ISS described the changes as “significant.” However, the health system’s practice of benchmarking cash incentives to the 75th percentile was a continued source of concern for the shareholder group.
The vote against CHS’ CEO pay package was a rarity. Few companies have “suffered the embarrassment” of shareholders who objected to executive compensation in advisory votes required at publicly traded companies under the 2010 Dodd-Frank Wall Street Reform and Consumer Protection Act, researchers wrote in a Vanderbilt University Law School working paper published in February.

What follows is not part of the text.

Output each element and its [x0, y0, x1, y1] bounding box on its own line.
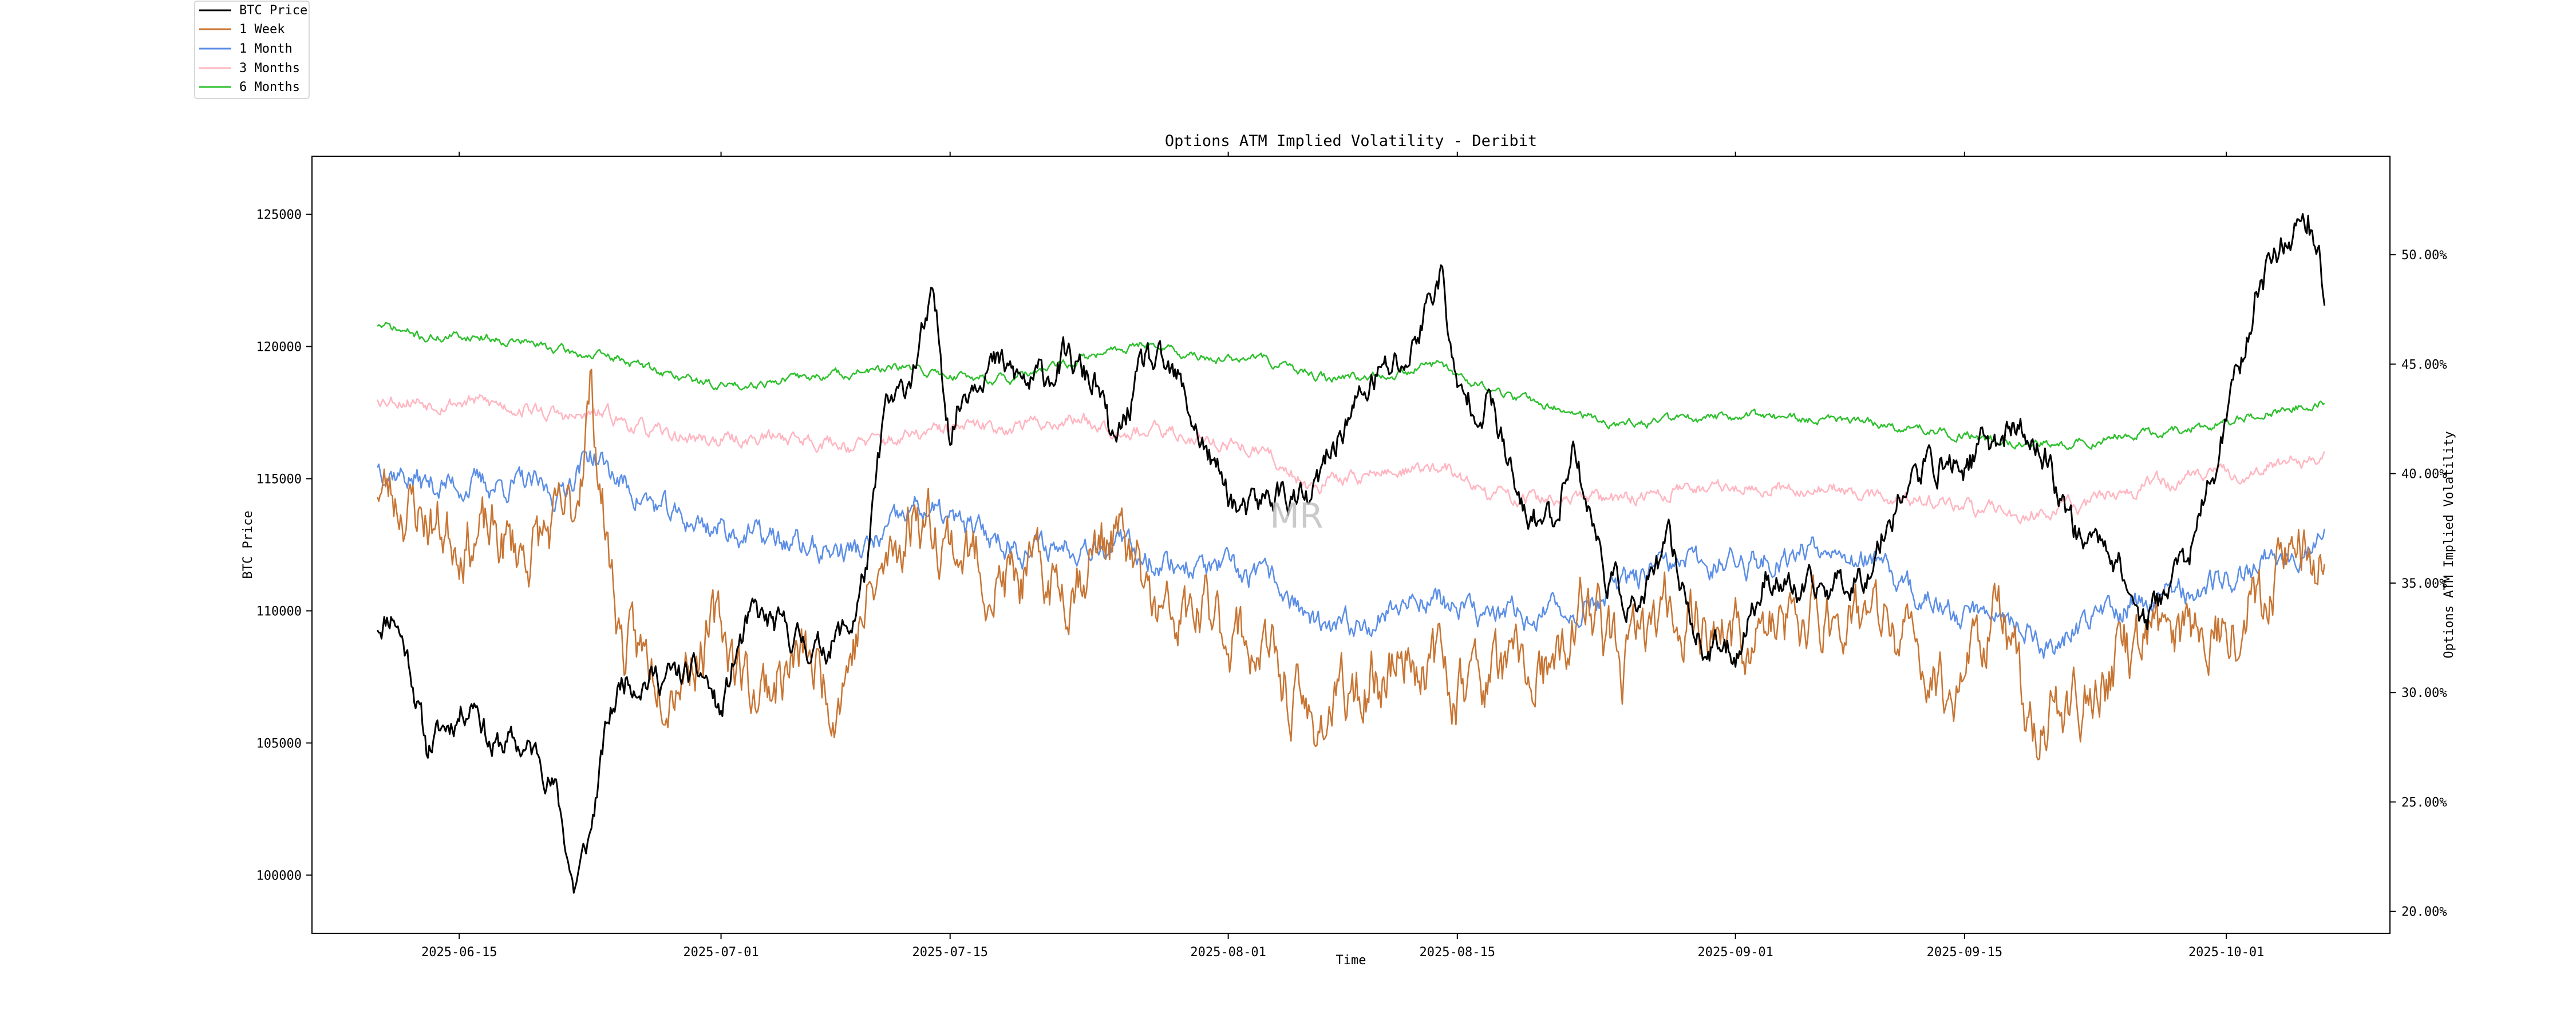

Meanwhile, for tax-exempt hospitals and health systems, regulators have laid out steps necessary to demonstrate that governing boards have sought to avoid overpaying executives. One of those steps is to use comparable compensation data to justify CEO payment. Notfor-profits who wish to meet regulatory stan- dards to demonstrate good governance must use pay comparisons.
But DeJong of McDermott, Will & Emory says it may be increasingly difficult to identify comparable organizations if the IRS broadly applies new standards for comparisons following its review of colleges and universities. That could leave comparisons more easily influenced by a single large payout. “There’s a value in having a more robust set of peers, even if they’re not quite as tightly comparable, but result in stronger, more robust data upon which to rely that not as influenced by outliers,” he says.
At the Mayo Clinic, a search is underway to fill the spot when Shirley Weis, Mayo’s vice president and chief administrative officer, retires at the end of the year. The Rochester, Minn.-based health system cultivates potential executives within its own ranks because of Mayo’s culture and size, says John Biermann, the Mayo Clinic’s director of physician and executive compensation.
The system’s scope of operations makes it difficult to find someone outside the organization with necessary experience to fill top vacancies, he says. Mayo’s unusual management structure—which pairs physicians and administrators as joint managers—also complicates efforts to recruit externally for the health system’s executive jobs. “That doesn’t exist (at) most places,” he said. “It’s pretty unique in healthcare. It’s probably non-existing in industry.”
Biermann says he reviews compensation for nearly all Mayo employees to monitor differences in pay for inequality, but the market “gets in the way” of roping top executives’ pay to that of managers. Mayo uses three sets of comparable compensation data, all of which are limited to academia or health systems. The system’s top talent pool may be largely internal, but compensation for top executives is “pure market pricing.”
As long as compensation committees continue to be swayed by that logic, the wide disparities between top executives and the company’s workforce will continue. And it comes at a price. They broadly undermine morale, loyalty and motivation for lower-paid workers, the University of Delaware scholars say.
It would boost productivity if boards considered benchmarking executive compensation to their own employees, whose pay and compensation packages more accurately reflect market conditions than ill-matched peer groups of fellow CEOs, according to Elson.
“Board ratification of the executive’s contract should not be viewed singularly,” Ferrere and Elson wrote. “It is an implicit examination and approval of the entire organization’s wage and incentive structure.”